Maintaining consistent levodopa benefits while simultaneously controlling dyskinesia can be difficult. Recently, an amantadine delayed release/extended release (DR/ER) formulation (Gocovri(R)) indicated for dyskinesia received additional FDA approval as an adjunct to levodopa for the treatment of OFF episodes. We evaluated OFF time reductions with amantadine-DR/ER in a pooled analysis of two phase III amantadine-DR/ER trials (NCT02136914, NCT02274766) followed by a 2-year open-label extension trial (NCT02202551).
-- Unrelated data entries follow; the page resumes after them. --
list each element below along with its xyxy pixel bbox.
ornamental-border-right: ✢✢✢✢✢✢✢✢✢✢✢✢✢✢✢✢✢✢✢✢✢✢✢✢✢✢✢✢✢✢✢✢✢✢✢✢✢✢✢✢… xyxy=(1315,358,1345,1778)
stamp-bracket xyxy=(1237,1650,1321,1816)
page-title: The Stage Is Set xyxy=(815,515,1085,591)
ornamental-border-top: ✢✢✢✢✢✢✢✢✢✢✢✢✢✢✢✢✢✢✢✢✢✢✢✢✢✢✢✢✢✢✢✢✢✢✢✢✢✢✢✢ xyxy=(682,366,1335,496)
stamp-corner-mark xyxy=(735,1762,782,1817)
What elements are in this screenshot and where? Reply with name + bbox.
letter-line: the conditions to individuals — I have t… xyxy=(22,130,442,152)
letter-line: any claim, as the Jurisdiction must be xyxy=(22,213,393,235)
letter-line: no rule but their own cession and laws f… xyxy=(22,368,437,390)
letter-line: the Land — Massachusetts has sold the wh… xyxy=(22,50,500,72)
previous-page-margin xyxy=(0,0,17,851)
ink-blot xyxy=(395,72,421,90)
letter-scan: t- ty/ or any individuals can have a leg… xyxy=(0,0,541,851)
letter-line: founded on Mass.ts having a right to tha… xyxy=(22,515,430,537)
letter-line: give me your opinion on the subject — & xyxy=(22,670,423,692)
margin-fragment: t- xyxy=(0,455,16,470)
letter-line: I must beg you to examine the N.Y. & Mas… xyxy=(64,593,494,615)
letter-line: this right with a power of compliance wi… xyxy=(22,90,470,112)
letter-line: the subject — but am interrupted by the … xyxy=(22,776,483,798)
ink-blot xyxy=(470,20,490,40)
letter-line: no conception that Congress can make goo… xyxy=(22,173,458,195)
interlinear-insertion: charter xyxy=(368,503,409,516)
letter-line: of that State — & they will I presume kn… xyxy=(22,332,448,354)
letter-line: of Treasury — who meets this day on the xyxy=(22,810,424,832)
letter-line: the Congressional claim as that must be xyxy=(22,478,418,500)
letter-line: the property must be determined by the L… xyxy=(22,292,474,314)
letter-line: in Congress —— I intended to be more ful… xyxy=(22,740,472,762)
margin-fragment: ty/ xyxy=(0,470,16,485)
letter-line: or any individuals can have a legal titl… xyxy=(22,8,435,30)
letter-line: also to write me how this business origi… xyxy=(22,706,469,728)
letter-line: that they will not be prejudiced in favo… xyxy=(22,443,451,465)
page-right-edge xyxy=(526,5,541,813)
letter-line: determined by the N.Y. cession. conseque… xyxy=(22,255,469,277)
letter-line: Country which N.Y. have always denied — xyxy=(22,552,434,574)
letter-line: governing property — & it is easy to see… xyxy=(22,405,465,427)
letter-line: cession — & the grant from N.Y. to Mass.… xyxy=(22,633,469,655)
OFF outcomes were analyzed for the mITT population, as well as stratified by baseline OFF time of >= 2.5 h/day or <2.5 h/day. At Week 12, mean placebo-subtracted treatment difference in OFF time was -1.00 [-1.57, -0.44] h in the mITT population (n = 196), -1.2 [-2.08, -0.32] h in the >= 2.5 h subgroup (n = 102) and -0.77 [-1.49, -0.06] in the <2.5 h subgroup (n = 94). Amantadine-DR/ER-treated participants showed reduced MDS-UPDRS Part IV motor fluctuation subscores by week 2 that were maintained below baseline to Week 100.

Automated summary

Maintaining consistent levodopa benefits while controlling dyskinesia can be difficult. A recent study evaluated the efficacy of an extended-release amantadine formulation as an adjunct to levodopa for the treatment of OFF episodes. The results showed significant reductions in OFF time in both the overall population and subgroups with different baseline OFF times.